2D Condition (array_2d_source > 10):
[[False False True]
[False True True]]
Masked 2D source array (Method 1):
[[10 5 --]
[8 -- --]]
Masked 2D target array (Method 1):
[['ValA' 'ValB' --]
['ValD' -- --]]
Masked 2D target array (Method 2 - direct condition):
[['ValA' 'ValB' --]
['ValD' -- --]]

Conclusion

Applying a mask derived from one NumPy array to another is a powerful technique for synchronized data filtering.

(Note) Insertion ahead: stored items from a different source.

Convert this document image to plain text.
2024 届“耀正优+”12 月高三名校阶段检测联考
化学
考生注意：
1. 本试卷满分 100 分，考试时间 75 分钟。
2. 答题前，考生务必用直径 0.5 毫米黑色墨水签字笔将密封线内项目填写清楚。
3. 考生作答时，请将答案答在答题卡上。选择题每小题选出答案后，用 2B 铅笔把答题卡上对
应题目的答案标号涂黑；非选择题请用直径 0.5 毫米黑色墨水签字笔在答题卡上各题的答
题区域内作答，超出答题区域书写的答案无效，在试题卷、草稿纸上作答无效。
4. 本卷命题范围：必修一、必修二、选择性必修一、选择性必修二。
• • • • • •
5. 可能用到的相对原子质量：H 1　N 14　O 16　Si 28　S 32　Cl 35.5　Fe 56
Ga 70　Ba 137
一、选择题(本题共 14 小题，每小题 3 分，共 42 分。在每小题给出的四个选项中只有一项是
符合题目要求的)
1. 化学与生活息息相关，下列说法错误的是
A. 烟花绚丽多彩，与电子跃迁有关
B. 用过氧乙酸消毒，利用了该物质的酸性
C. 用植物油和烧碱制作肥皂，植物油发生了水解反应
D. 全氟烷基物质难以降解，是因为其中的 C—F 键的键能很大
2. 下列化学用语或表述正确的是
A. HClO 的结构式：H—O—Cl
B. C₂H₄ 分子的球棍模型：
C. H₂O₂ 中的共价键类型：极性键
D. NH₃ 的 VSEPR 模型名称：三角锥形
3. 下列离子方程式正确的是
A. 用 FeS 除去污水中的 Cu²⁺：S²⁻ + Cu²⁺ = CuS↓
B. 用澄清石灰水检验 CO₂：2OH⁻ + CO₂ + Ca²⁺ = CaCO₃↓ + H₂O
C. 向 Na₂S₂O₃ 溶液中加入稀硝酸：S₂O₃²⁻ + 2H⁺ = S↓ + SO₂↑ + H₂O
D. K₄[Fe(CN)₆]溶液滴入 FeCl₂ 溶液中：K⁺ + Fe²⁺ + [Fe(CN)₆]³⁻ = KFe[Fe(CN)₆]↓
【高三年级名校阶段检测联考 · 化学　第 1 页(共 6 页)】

  • The recommended and most explicit method involves:
    1. Creating a boolean condition based on your source array.
    2. Using np.ma.masked_where(condition, source_array) to create an initial masked array.
    3. Extracting the definitive boolean mask with np.ma.getmask(initial_masked_array).
    4. Applying this extracted mask to your target array using np.ma.masked_where(extracted_mask, target_array).
  • A simpler, direct approach is to generate the boolean condition from the source array and use this same condition array directly with np.ma.masked_where() on both the source and target arrays: np.ma.masked_where(condition, target_array).

Both approaches work for 1D and 2D arrays (and higher dimensions), allowing you to maintain consistency when filtering related datasets based on criteria from one of them. Remember to use np.ma.compressed() if you need a 1D array of only the unmasked values.